For federal agencies, the journey to world-class customer experience starts with good employee experience. When it comes to those all-important contact centers, employees who interact with constituents and citizens need all the information about a given transaction to be most effective.
Steven Boberski, chief technology officer for public sector at Genesys, offered an example. An agency’s technology platform should be geared to providing call center employees with specifically what a person is trying to do or find out and the journey that person has already been on in those efforts. That enables the call center employee to then say, “ ‘Oh, I see you’ve tried to renew your license, or I see you’ve been trying to get your passport,’ as opposed to, “Hi, how can I help you?’ ”
That not only can save time, but it lets the customer avoid starting over or giving a long recitation, which hastens the call center agent’s capacity to help.
“So that’s a great experience for the caller and for the agent because he doesn’t have to play inquisitor and can focus more on what the needs are,” Boberski said.
Technology can make it easier to create good experiences
The self-service model organizations deploy outwardly — so customers can avoid calls, visits or mail altogether — should be matched by the technology deployed internally, he advised.
“Every agency has an internal contact center, whether it’s human resources, or help desk or something like that,” Boberski said. “The employee experience is still, we think, 50% of the equation. You have to focus on both.”
Customer Experience Best Practices
The employee experience is still, we think, 50% of the equation.
Steven Boberski
Chief Technology Officer for Public Sector, Genesys
From a technology standpoint, the lift will vary from agency to agency. To improve call center capabilities in one agency might require as little as using application programming interfaces to bring in data, he said, but at another agency, it might require recoding the website itself to incorporate advanced discovery.
Moreover, “there’s always an artificial intelligence component. There’s absolutely an analytical component,” he said. Those components, which Genesys offers in the cloud, operate in “as near-real time as possible.” The result is “a whole iterative process. You listen, you process, you respond, and then you learn. That’s our process for experience as a service.”
Boberski added, “The database is constantly getting updated. Agents have better information at their disposal, and that applies to inside or outside.”

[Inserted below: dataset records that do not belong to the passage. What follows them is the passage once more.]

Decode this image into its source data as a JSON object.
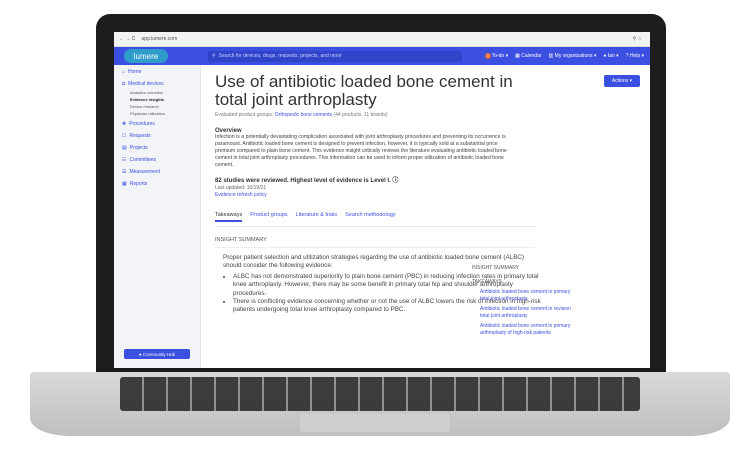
{
  "browser": {
    "nav": "← → C",
    "url": "app.lumere.com",
    "right": "⚲ ☆"
  },
  "topbar": {
    "logo": "lumere",
    "search_placeholder": "Search for devices, drugs, requests, projects, and more",
    "todo_count": "3",
    "todo": "To-do ▾",
    "calendar": "Calendar",
    "orgs": "My organizations ▾",
    "user": "Ian ▾",
    "help": "Help ▾"
  },
  "sidebar": {
    "home": "Home",
    "medical_devices": "Medical devices",
    "subs": [
      "Analytics overview",
      "Evidence insights",
      "Device research",
      "Physician utilization"
    ],
    "procedures": "Procedures",
    "requests": "Requests",
    "projects": "Projects",
    "committees": "Committees",
    "measurement": "Measurement",
    "reports": "Reports",
    "community": "Community Hub"
  },
  "page": {
    "title": "Use of antibiotic loaded bone cement in total joint arthroplasty",
    "actions": "Actions ▾",
    "groups_label": "Evaluated product groups: ",
    "groups_link": "Orthopedic bone cements",
    "groups_count": " (44 products, 11 brands)",
    "overview_heading": "Overview",
    "overview_text": "Infection is a potentially devastating complication associated with joint arthroplasty procedures and preventing its occurrence is paramount. Antibiotic loaded bone cement is designed to prevent infection, however, it is typically sold at a substantial price premium compared to plain bone cement. This evidence insight critically reviews the literature evaluating antibiotic loaded bone cement in total joint arthroplasty procedures. This information can be used to inform proper utilization of antibiotic loaded bone cement.",
    "studies": "82 studies were reviewed. Highest level of evidence is Level I.",
    "updated": "Last updated: 10/19/21",
    "refresh": "Evidence refresh policy",
    "tabs": [
      "Takeaways",
      "Product groups",
      "Literature & trials",
      "Search methodology"
    ],
    "insight_heading": "INSIGHT SUMMARY",
    "insight_intro": "Proper patient selection and utilization strategies regarding the use of antibiotic loaded bone cement (ALBC) should consider the following evidence:",
    "bullets": [
      "ALBC has not demonstrated superiority to plain bone cement (PBC) in reducing infection rates in primary total knee arthroplasty. However, there may be some benefit in primary total hip and shoulder arthroplasty procedures.",
      "There is conflicting evidence concerning whether or not the use of ALBC lowers the risk of infection in high-risk patients undergoing total knee arthroplasty compared to PBC."
    ]
  },
  "rightpanel": {
    "insight": "INSIGHT SUMMARY",
    "takeaways": "TAKEAWAYS",
    "items": [
      "Antibiotic loaded bone cement in primary total joint arthroplasty",
      "Antibiotic loaded bone cement in revision total joint arthroplasty",
      "Antibiotic loaded bone cement in primary arthroplasty of high-risk patients"
    ]
  }
}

Customer experience, in that scenario, becomes data-driven and ever-improving.
New features in CX tools offer ways to improve service
Boberski pointed to natural language processing functions that can capture and analyze conversations as they happen as tools that can improve services quickly and make call center staff more productive. A machine listening engine can analyze calls and alert supervisors to use “whisper,” a technology for letting them coach call handlers behind the scenes, or to use “barge” to join a call in real time if something isn’t going well.

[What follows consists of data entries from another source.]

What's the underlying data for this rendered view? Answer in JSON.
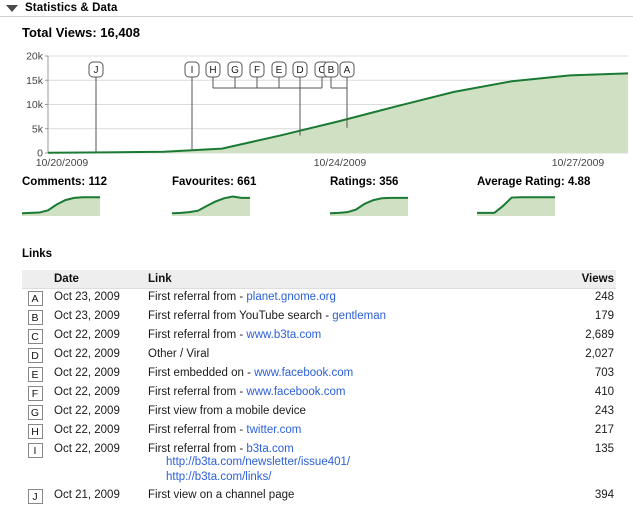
{
  "header": {
    "title": "Statistics & Data",
    "toggle_icon": "triangle-down-icon"
  },
  "total_views_label": "Total Views: 16,408",
  "chart_data": {
    "type": "area",
    "title": "Total Views: 16,408",
    "xlabel": "",
    "ylabel": "",
    "ylim": [
      0,
      20000
    ],
    "ytick_labels": [
      "20k",
      "15k",
      "10k",
      "5k",
      "0"
    ],
    "ytick_values": [
      20000,
      15000,
      10000,
      5000,
      0
    ],
    "xtick_labels": [
      "10/20/2009",
      "10/24/2009",
      "10/27/2009"
    ],
    "grid": true,
    "line_color": "#1a7a33",
    "fill_color": "#cfe0c3",
    "x": [
      "10/19/2009",
      "10/20/2009",
      "10/21/2009",
      "10/22/2009",
      "10/23/2009",
      "10/24/2009",
      "10/25/2009",
      "10/26/2009",
      "10/27/2009",
      "10/28/2009"
    ],
    "values": [
      60,
      120,
      260,
      900,
      3600,
      6500,
      9600,
      12600,
      14800,
      16000,
      16408
    ],
    "annotations": [
      {
        "label": "J",
        "x_date": "10/21/2009",
        "y": 200
      },
      {
        "label": "I",
        "x_date": "10/22/2009",
        "y": 450
      },
      {
        "label": "H",
        "x_date": "10/22/2009",
        "y": 450
      },
      {
        "label": "G",
        "x_date": "10/22/2009",
        "y": 450
      },
      {
        "label": "F",
        "x_date": "10/22/2009",
        "y": 450
      },
      {
        "label": "E",
        "x_date": "10/22/2009",
        "y": 450
      },
      {
        "label": "D",
        "x_date": "10/22/2009",
        "y": 3600
      },
      {
        "label": "C",
        "x_date": "10/22/2009",
        "y": 3600
      },
      {
        "label": "B",
        "x_date": "10/23/2009",
        "y": 5200
      },
      {
        "label": "A",
        "x_date": "10/23/2009",
        "y": 5200
      }
    ]
  },
  "mini_stats": [
    {
      "label": "Comments: 112",
      "name": "comments",
      "spark": {
        "type": "area",
        "values": [
          2,
          3,
          4,
          10,
          26,
          38,
          44,
          46,
          46,
          46
        ]
      }
    },
    {
      "label": "Favourites: 661",
      "name": "favourites",
      "spark": {
        "type": "area",
        "values": [
          2,
          3,
          5,
          9,
          22,
          34,
          43,
          48,
          44,
          44
        ]
      }
    },
    {
      "label": "Ratings: 356",
      "name": "ratings",
      "spark": {
        "type": "area",
        "values": [
          2,
          3,
          5,
          12,
          28,
          38,
          43,
          44,
          44,
          44
        ]
      }
    },
    {
      "label": "Average Rating: 4.88",
      "name": "average-rating",
      "spark": {
        "type": "area",
        "values": [
          3,
          3,
          3,
          22,
          45,
          46,
          46,
          46,
          46,
          46
        ]
      }
    }
  ],
  "links": {
    "section_label": "Links",
    "columns": {
      "badge": "",
      "date": "Date",
      "link": "Link",
      "views": "Views"
    },
    "rows": [
      {
        "badge": "A",
        "date": "Oct 23, 2009",
        "prefix": "First referral from - ",
        "link_text": "planet.gnome.org",
        "views": "248",
        "sublinks": []
      },
      {
        "badge": "B",
        "date": "Oct 23, 2009",
        "prefix": "First referral from YouTube search - ",
        "link_text": "gentleman",
        "views": "179",
        "sublinks": []
      },
      {
        "badge": "C",
        "date": "Oct 22, 2009",
        "prefix": "First referral from - ",
        "link_text": "www.b3ta.com",
        "views": "2,689",
        "sublinks": []
      },
      {
        "badge": "D",
        "date": "Oct 22, 2009",
        "prefix": "Other / Viral",
        "link_text": "",
        "views": "2,027",
        "sublinks": []
      },
      {
        "badge": "E",
        "date": "Oct 22, 2009",
        "prefix": "First embedded on - ",
        "link_text": "www.facebook.com",
        "views": "703",
        "sublinks": []
      },
      {
        "badge": "F",
        "date": "Oct 22, 2009",
        "prefix": "First referral from - ",
        "link_text": "www.facebook.com",
        "views": "410",
        "sublinks": []
      },
      {
        "badge": "G",
        "date": "Oct 22, 2009",
        "prefix": "First view from a mobile device",
        "link_text": "",
        "views": "243",
        "sublinks": []
      },
      {
        "badge": "H",
        "date": "Oct 22, 2009",
        "prefix": "First referral from - ",
        "link_text": "twitter.com",
        "views": "217",
        "sublinks": []
      },
      {
        "badge": "I",
        "date": "Oct 22, 2009",
        "prefix": "First referral from - ",
        "link_text": "b3ta.com",
        "views": "135",
        "sublinks": [
          "http://b3ta.com/newsletter/issue401/",
          "http://b3ta.com/links/"
        ]
      },
      {
        "badge": "J",
        "date": "Oct 21, 2009",
        "prefix": "First view on a channel page",
        "link_text": "",
        "views": "394",
        "sublinks": []
      }
    ]
  },
  "colors": {
    "line": "#1a7a33",
    "fill": "#cfe0c3",
    "link": "#2b5fd9",
    "grid": "#dcdcdc",
    "header_bg": "#eeeeee"
  }
}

How to Improve Both Employee Experience and Customer Experience
As the database grows in the knowledge, you’re drawing from the experience customers are having. Then, you’re going to make improvements instantly.
Steven Boberski
Chief Technology Officer for Public Sector, Genesys
When a handoff to a supervisor or subject matter expert is required, the call capture will ensure the next handler knows what’s going on, thereby enhancing the experience of the caller. Boberski said this type of technology, which is becoming common in consumer industries such as airlines for reservations, has begun to enter government service centers.
The analytic results from reviewing calls and call data can also yield insights that agencies can use to improve call center service quality over time and to aid in training employees.
“Quality management is really where call recording is aimed from an agency perspective,” Boberski said. Combining call data with transaction screen captures yields what he called a “great planning tool.”
In all cases, he said, an agency must plan its capture systems carefully, to avoid unlawfully retaining personally identifiable information.
When capturing and analyzing customer experience data, Boberski said it’s important to take a comprehensive view. Often people use multiple ways of interacting with an agency. “That experience is all touchpoints,” he said.
Therefore, agencies must have visibility into all possible touchpoints, Boberski said. For example, the analytics might show: “Wow, this is the 36th time in the last hour someone’s come directly from the website to the [call] queue. There’s probably a problem with the website that we didn’t catch. Or, wow, this week, 150 different people have gotten stuck at this phase of passport renewal. Perhaps we can look at that process.”
With modern, cloud-based data services focused on customer experience, he said, “we have the capability to have those analytics” and insights in real time. Over time, with agents better enabled to help, and processes and websites properly tuned, traditional customer experience metrics like call wait times will improve automatically.